Getting dirty with ports

[meslick]

Hello:

What can I do so that I can monitor all the ports on my Fedora box that are being access/probed/used?

I would like to be able to say, hmmm, why is that ip accessing that port? Or why is that daemon/service communicating with some ip, and what is that ip?

I also don't want to run Ethereal all the time. Is that log at /var/log/messagse the best way to monitor things? There are too many messages in there, and too many odd IP stuff going on. And I hear that certain SYN commands aren't logged there.
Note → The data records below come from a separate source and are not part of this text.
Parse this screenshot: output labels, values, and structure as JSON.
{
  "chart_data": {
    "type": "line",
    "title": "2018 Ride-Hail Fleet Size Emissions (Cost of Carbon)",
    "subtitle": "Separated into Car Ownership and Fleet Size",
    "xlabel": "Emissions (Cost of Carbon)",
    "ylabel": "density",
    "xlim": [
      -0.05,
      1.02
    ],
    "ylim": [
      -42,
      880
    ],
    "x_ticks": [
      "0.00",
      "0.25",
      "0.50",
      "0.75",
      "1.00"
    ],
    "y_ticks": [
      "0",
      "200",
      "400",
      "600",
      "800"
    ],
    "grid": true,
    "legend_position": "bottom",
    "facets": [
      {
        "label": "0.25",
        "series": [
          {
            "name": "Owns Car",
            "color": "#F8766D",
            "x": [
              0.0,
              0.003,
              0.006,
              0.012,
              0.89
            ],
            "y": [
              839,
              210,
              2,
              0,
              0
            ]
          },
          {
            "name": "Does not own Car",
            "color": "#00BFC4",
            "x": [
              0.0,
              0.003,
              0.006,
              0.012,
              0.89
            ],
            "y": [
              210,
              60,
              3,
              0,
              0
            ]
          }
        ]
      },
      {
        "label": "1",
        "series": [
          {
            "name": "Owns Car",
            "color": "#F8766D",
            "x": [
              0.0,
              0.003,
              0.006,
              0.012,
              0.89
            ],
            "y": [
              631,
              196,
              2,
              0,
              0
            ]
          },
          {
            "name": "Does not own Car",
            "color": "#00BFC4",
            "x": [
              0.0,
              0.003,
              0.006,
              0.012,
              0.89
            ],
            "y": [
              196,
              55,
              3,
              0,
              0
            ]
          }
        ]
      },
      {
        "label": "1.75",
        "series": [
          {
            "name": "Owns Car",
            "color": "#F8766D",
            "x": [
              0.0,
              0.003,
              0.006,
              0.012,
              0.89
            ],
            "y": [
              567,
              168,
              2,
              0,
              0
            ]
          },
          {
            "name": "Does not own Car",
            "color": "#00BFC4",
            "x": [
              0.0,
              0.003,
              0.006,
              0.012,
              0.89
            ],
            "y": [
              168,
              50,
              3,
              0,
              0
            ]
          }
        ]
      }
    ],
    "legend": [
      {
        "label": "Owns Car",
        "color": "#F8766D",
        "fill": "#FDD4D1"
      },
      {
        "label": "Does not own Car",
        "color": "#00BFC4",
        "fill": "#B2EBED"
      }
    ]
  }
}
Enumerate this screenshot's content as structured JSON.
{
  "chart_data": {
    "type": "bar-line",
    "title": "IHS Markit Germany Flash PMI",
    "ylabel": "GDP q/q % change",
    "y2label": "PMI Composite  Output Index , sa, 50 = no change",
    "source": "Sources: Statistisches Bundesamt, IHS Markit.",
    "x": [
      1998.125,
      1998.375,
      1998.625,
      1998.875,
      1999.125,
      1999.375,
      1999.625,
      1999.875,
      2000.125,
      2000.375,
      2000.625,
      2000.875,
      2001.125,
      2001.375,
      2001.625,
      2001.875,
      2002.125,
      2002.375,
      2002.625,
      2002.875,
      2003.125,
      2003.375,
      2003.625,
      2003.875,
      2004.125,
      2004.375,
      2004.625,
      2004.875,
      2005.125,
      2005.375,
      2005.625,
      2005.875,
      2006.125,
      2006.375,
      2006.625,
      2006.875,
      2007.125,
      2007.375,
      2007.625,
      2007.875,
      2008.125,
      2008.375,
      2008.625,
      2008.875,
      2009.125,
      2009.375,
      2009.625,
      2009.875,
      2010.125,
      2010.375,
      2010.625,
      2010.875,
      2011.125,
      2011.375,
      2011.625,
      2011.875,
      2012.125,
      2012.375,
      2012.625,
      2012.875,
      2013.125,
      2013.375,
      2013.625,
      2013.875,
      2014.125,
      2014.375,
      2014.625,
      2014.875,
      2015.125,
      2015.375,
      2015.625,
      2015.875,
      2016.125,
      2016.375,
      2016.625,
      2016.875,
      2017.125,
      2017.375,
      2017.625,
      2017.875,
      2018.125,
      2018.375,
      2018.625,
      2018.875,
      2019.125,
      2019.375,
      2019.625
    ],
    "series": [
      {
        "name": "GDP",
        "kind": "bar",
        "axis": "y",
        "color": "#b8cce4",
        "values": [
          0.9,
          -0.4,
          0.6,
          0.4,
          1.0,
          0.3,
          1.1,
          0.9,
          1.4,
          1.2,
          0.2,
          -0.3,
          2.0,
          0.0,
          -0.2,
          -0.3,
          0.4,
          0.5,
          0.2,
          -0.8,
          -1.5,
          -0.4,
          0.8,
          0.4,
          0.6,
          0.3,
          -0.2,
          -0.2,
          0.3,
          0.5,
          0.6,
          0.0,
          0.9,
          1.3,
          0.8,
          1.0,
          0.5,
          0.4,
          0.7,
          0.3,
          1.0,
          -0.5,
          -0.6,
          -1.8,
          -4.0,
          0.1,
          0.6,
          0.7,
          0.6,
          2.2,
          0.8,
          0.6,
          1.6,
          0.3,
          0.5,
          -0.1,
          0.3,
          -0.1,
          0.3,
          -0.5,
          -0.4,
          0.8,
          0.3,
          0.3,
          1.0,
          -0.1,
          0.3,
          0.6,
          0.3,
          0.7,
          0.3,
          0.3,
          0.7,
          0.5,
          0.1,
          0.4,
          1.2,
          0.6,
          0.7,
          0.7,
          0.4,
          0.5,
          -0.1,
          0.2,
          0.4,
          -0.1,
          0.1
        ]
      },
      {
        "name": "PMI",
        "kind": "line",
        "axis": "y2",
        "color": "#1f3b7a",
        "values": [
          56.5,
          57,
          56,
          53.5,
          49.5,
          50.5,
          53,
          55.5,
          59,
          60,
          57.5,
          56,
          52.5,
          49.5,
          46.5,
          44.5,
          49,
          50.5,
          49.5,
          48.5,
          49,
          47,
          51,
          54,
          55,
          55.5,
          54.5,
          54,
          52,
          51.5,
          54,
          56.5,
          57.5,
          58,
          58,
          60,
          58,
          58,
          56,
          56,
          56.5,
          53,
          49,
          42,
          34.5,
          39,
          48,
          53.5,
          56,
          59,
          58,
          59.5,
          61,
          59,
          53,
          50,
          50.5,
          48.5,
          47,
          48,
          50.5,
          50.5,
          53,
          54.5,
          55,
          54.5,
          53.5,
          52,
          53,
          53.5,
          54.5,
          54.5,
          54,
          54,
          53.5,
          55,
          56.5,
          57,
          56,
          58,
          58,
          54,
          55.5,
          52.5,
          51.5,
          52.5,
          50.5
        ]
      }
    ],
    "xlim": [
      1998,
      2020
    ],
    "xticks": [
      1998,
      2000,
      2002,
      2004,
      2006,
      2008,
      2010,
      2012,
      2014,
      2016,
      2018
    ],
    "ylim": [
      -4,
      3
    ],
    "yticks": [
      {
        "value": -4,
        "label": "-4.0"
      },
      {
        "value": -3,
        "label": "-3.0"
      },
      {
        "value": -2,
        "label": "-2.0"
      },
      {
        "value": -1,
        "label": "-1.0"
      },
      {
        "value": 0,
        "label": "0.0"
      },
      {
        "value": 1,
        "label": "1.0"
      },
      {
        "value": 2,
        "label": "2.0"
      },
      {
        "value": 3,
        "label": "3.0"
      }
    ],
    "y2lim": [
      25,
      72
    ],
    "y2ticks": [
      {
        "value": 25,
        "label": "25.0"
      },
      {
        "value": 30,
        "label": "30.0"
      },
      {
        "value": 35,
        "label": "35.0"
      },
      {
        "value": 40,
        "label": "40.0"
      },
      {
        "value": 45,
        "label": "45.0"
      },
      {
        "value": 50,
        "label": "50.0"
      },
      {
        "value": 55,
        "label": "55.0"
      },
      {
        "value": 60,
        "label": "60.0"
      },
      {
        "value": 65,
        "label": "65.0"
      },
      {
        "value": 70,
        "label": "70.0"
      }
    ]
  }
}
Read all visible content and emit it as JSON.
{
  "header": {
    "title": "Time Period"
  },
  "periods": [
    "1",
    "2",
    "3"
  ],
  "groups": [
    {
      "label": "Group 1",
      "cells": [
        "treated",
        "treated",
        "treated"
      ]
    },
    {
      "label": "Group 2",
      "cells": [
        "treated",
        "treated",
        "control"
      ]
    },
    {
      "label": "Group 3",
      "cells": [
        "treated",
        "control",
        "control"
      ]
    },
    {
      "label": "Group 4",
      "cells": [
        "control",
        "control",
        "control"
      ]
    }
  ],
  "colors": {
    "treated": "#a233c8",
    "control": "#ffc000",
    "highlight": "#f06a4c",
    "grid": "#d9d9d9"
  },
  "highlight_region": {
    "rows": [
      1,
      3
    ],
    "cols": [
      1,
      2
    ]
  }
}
Basically, I want to know what's going on. If tehre's a few fools snooping around my property I want to know about it so that possibly I can club them.

Teak

[giulix]

Run snort in IDS mode.

[Quella]

I could also recommend an old tool called PortSentry. It would sit and monitor your active ports, and any request to a closed port would create a firewall rule to blackhole the scanner. Only if one hits the open ports woudl you know the machine exists. I used this on many of my Internet facing machies. I was amazed how quickly the firewall rules grew.

Quella

[ssaady]

netstat -an|more
lsof|grep -i estab
lsof|grep -i listen

[meslick]

Quote:

Originally Posted by giulix

Run snort in IDS mode.

This seems cool, so I did some research and found this up to date info-bit on Red Hat: <http://www.redhat.com/magazine/013nov05/features/snort/>

This is exactly the kind of thing I was looking for. Thanks.

Perhaps there are better programs, but this seems like a good start.

Teak

[giulix]

Well, snort is pretty much standard, nowadays. The only problem is one has to tweak it to filter out false positives and, yes, it needs regular updates to be effective... check oinkmaster, too.